Notre avis : En apparence, le synopsis de Ruined heart est celui d’un film noir traditionnel. Un criminel et une prostituée s’enfuient, étant poursuivis par un parrain de la mafia locale. A priori, rien de bien nouveau sous le soleil de Manille. Et pourtant, les partis-pris audacieux du réalisateur, le Philippin Khavn De La Cruz, en font un OFNI (objet filmique non identifié). Et le terme n’est absolument pas galvaudé.
- Rapid Eye Movies
Le générique de Ruined heart, qui se passe en filmant les tatouages d’un homme, met d’emblée le spectateur dans l’ambiance. Mais ce n’est qu’un début. La suite est bien plus étonnante.

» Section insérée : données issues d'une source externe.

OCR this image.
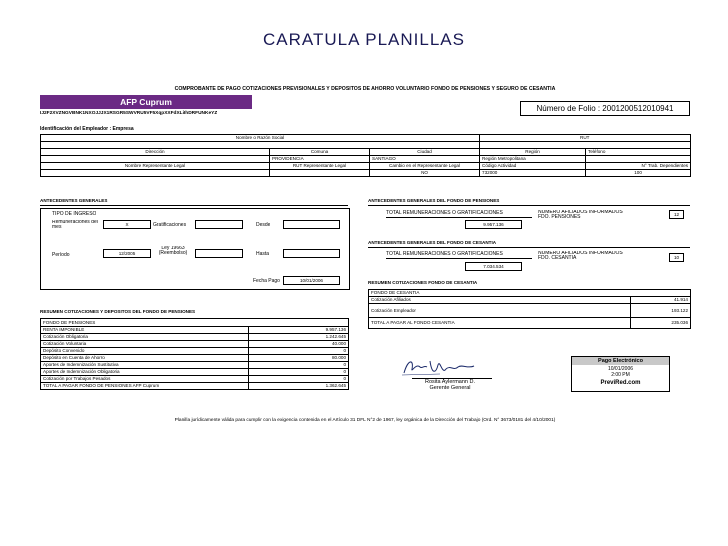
CARATULA PLANILLAS
COMPROBANTE DE PAGO COTIZACIONES PREVISIONALES Y DEPOSITOS DE AHORRO VOLUNTARIO FONDO DE PENSIONES Y SEGURO DE CESANTIA
AFP Cuprum
IJ2F2XVZNGVBNK1NXOJJJX1RSGR5SWVRU5VF5XqpXXFdXLiIhDRFUNKeYZ
Número de Folio : 2001200512010941
Identificación del Empleador : Empresa
Nombre o Razón Social			RUT	

Dirección	Comuna	Ciudad	Región	Teléfono
	PROVIDENCIA	SANTIAGO	Región Metropolitana	
Nombre Representante Legal	RUT Representante Legal	Cambio en el Representante Legal	Código Actividad	N° Trab. Dependientes
		NO	732000	100
ANTECEDENTES GENERALES
TIPO DE INGRESO
Remuneraciones del mes	X	Gratificaciones	Desde
Período	12/2005
Ley 19663 (Reembolso)	Hasta
Fecha Pago	10/01/2006
ANTECEDENTES GENERALES DEL FONDO DE PENSIONES
TOTAL REMUNERACIONES O GRATIFICACIONES
9.957.136
NUMERO AFILIADOS INFORMADOS FDO. PENSIONES	12
ANTECEDENTES GENERALES DEL FONDO DE CESANTIA
TOTAL REMUNERACIONES O GRATIFICACIONES
7.034.534
NUMERO AFILIADOS INFORMADOS FDO. CESANTIA	10
RESUMEN COTIZACIONES FONDO DE CESANTIA
FONDO DE CESANTIA	
Cotización Afiliados	41.914
Cotización Empleador	193.122
TOTAL A PAGAR AL FONDO CESANTIA	235.036
RESUMEN COTIZACIONES Y DEPOSITOS DEL FONDO DE PENSIONES
FONDO DE PENSIONES	
RENTA IMPONIBLE	9.957.136
Cotización Obligatoria	1.242.645
Cotización Voluntaria	40.000
Depósito Convenido	0
Depósito en Cuenta de Ahorro	80.000
Aportes de Indemnización Sustitutiva	0
Aportes de Indemnización Obligatoria	0
Cotización por Trabajos Pesados	0
TOTAL A PAGAR FONDO DE PENSIONES AFP Cuprum	1.362.645
Rosita Aylermann D.
Gerente General
Pago Electrónico
10/01/2006
2:00 PM
PreviRed.com
Planilla jurídicamente válida para cumplir con la exigencia contenida en el Artículo 31 DFL N°2 de 1967, ley orgánica de la Dirección del Trabajo (Ord. N° 3673/0181 del 4/10/2001)
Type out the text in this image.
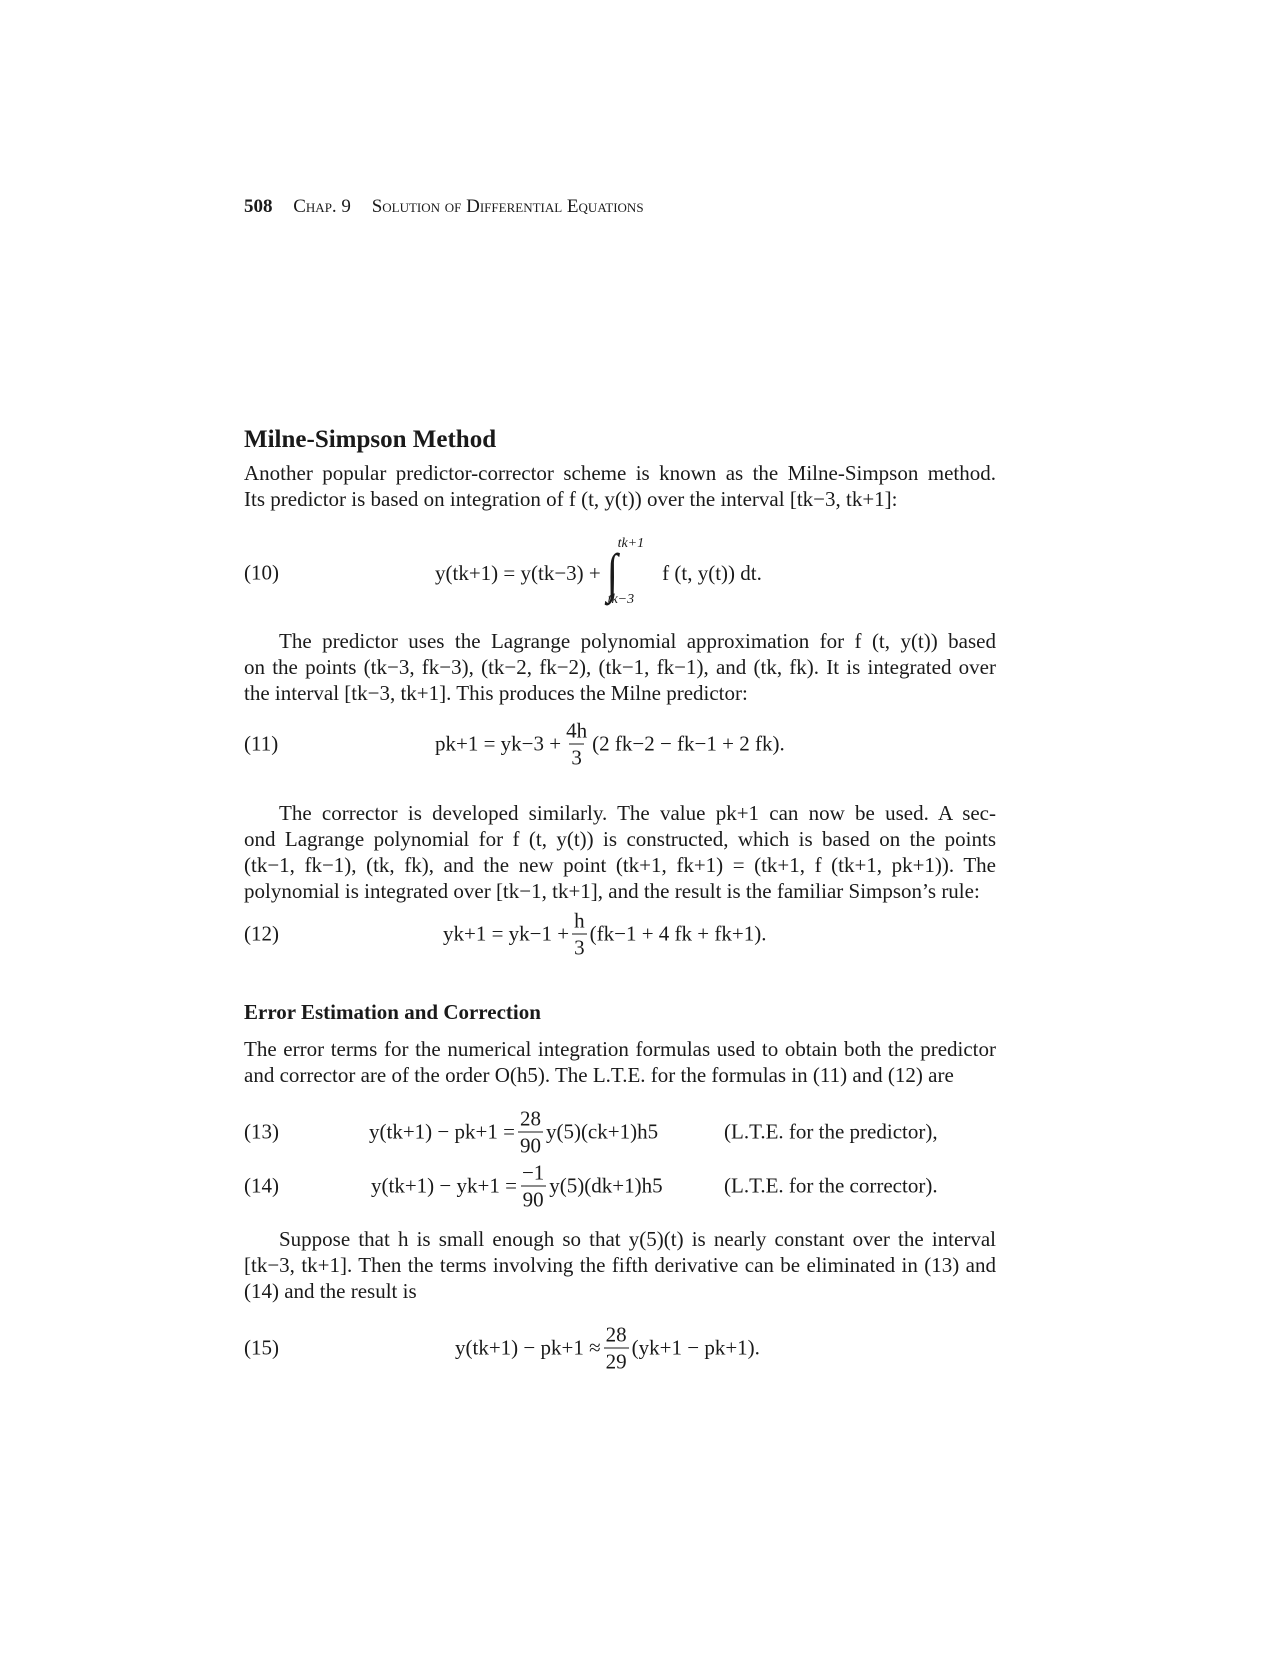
508 Chap. 9 Solution of Differential Equations
Milne-Simpson Method
Another popular predictor-corrector scheme is known as the Milne-Simpson method.
Its predictor is based on integration of f (t, y(t)) over the interval [tk−3, tk+1]:
(10)	y(tk+1) = y(tk−3) + ∫ tk+1
tk−3
f (t, y(t)) dt.
The predictor uses the Lagrange polynomial approximation for f (t, y(t)) based
on the points (tk−3, fk−3), (tk−2, fk−2), (tk−1, fk−1), and (tk, fk). It is integrated over
the interval [tk−3, tk+1]. This produces the Milne predictor:
(11)	$pk+1 = yk-3 + \frac{4h}{3} (2$ fk−2 − fk−1 + 2 fk).
The corrector is developed similarly. The value pk+1 can now be used. A sec-
ond Lagrange polynomial for f (t, y(t)) is constructed, which is based on the points
(tk−1, fk−1), (tk, fk), and the new point (tk+1, fk+1) = (tk+1, f (tk+1, pk+1)). The
polynomial is integrated over [tk−1, tk+1], and the result is the familiar Simpson’s rule:
(12)	$yk+1 = yk-1 + \frac{h}{3} (fk-1 + 4$ fk + fk+1).
Error Estimation and Correction
The error terms for the numerical integration formulas used to obtain both the predictor
and corrector are of the order O(h5). The L.T.E. for the formulas in (11) and (12) are
(13)	$y(tk+1) - pk+1 = \frac{28}{90} y(5)(ck+1)h5$	(L.T.E. for the predictor),
(14)	$y(tk+1) - yk+1 = \frac{-1}{90} y(5)(dk+1)h5$	(L.T.E. for the corrector).
Suppose that h is small enough so that y(5)(t) is nearly constant over the interval
[tk−3, tk+1]. Then the terms involving the fifth derivative can be eliminated in (13) and
(14) and the result is
(15)	$y(tk+1) - pk+1 \approx \frac{28}{29} (yk+1 - pk+1)$.
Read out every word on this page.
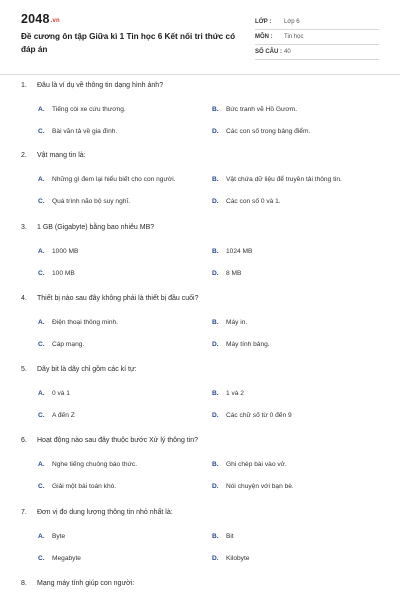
2048.vn
Đề cương ôn tập Giữa kì 1 Tin học 6 Kết nối tri thức có đáp án
LỚP : Lớp 6
MÔN : Tin học
SỐ CÂU : 40
1. Đâu là ví dụ về thông tin dạng hình ảnh?
A. Tiếng còi xe cứu thương.	B. Bức tranh vẽ Hồ Gươm.
C. Bài văn tả về gia đình.	D. Các con số trong bảng điểm.
2. Vật mang tin là:
A. Những gì đem lại hiểu biết cho con người.	B. Vật chứa dữ liệu để truyền tải thông tin.
C. Quá trình não bộ suy nghĩ.	D. Các con số 0 và 1.
3. 1 GB (Gigabyte) bằng bao nhiêu MB?
A. 1000 MB	B. 1024 MB
C. 100 MB	D. 8 MB
4. Thiết bị nào sau đây không phải là thiết bị đầu cuối?
A. Điện thoại thông minh.	B. Máy in.
C. Cáp mạng.	D. Máy tính bảng.
5. Dãy bit là dãy chỉ gồm các kí tự:
A. 0 và 1	B. 1 và 2
C. A đến Z	D. Các chữ số từ 0 đến 9
6. Hoạt động nào sau đây thuộc bước Xử lý thông tin?
A. Nghe tiếng chuông báo thức.	B. Ghi chép bài vào vở.
C. Giải một bài toán khó.	D. Nói chuyện với bạn bè.
7. Đơn vị đo dung lượng thông tin nhỏ nhất là:
A. Byte	B. Bit
C. Megabyte	D. Kilobyte
8. Mạng máy tính giúp con người:
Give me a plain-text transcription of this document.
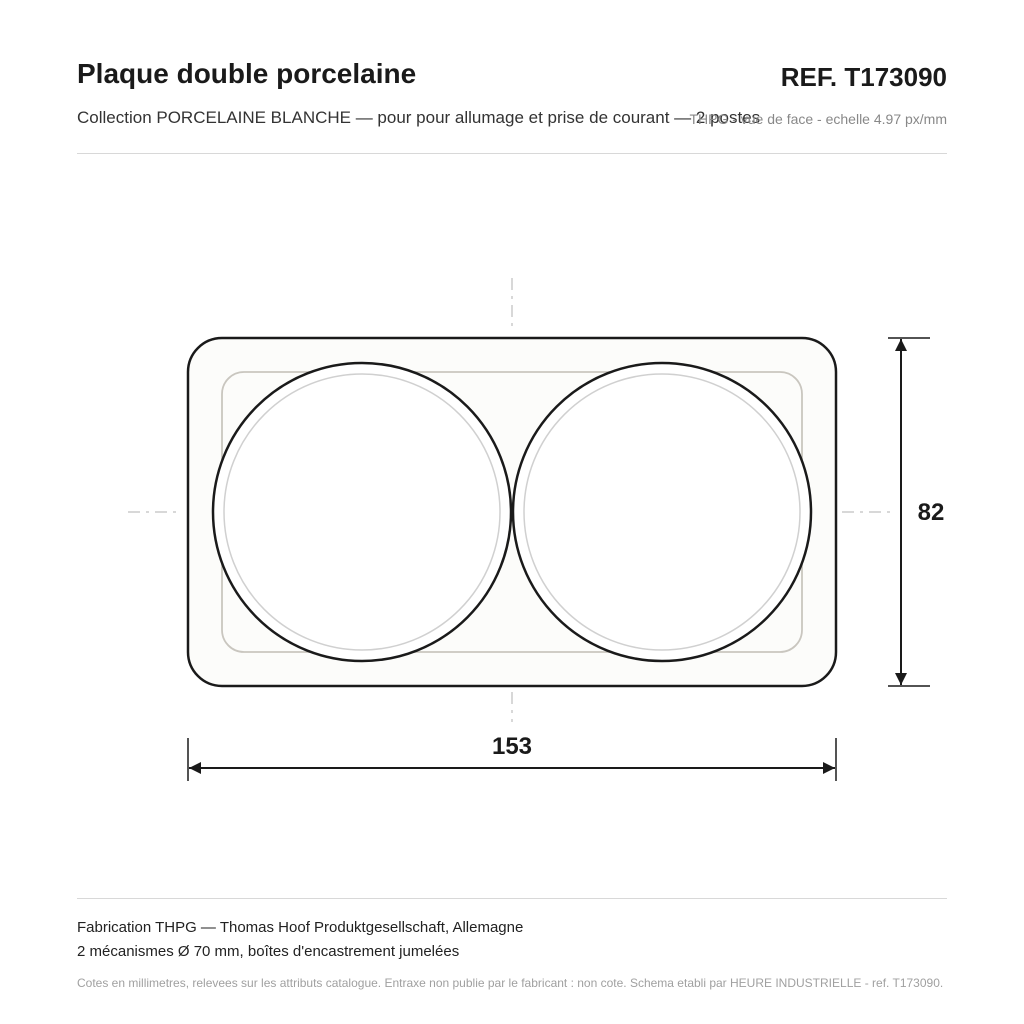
Plaque double porcelaine	REF. T173090
Collection PORCELAINE BLANCHE — pour pour allumage et prise de courant — 2 postes
THPG - vue de face - echelle 4.97 px/mm
153
82
Fabrication THPG — Thomas Hoof Produktgesellschaft, Allemagne
2 mécanismes Ø 70 mm, boîtes d'encastrement jumelées
Cotes en millimetres, relevees sur les attributs catalogue. Entraxe non publie par le fabricant : non cote. Schema etabli par HEURE INDUSTRIELLE - ref. T173090.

L’action a lieu dans les ruelles sombres et pauvres de Manille. Les deux principaux personnages de cette odyssée baroque, un criminel et une prostituée, sont en perpétuel mouvement. On ne sait pas ce qui se passe et on est baladé au gré de leurs rencontres. Ce sentiment de perte des repères est renforcé par un montage déstructuré, avec un recours fréquent au flash-back. Cette surprise dans la découverte des événements (hormis la fin, qui ne laisse présager aucun doute possible) constitue le point fort de ce film au format relativement court, puisqu’il ne dure que 1h05 (hors générique de fin).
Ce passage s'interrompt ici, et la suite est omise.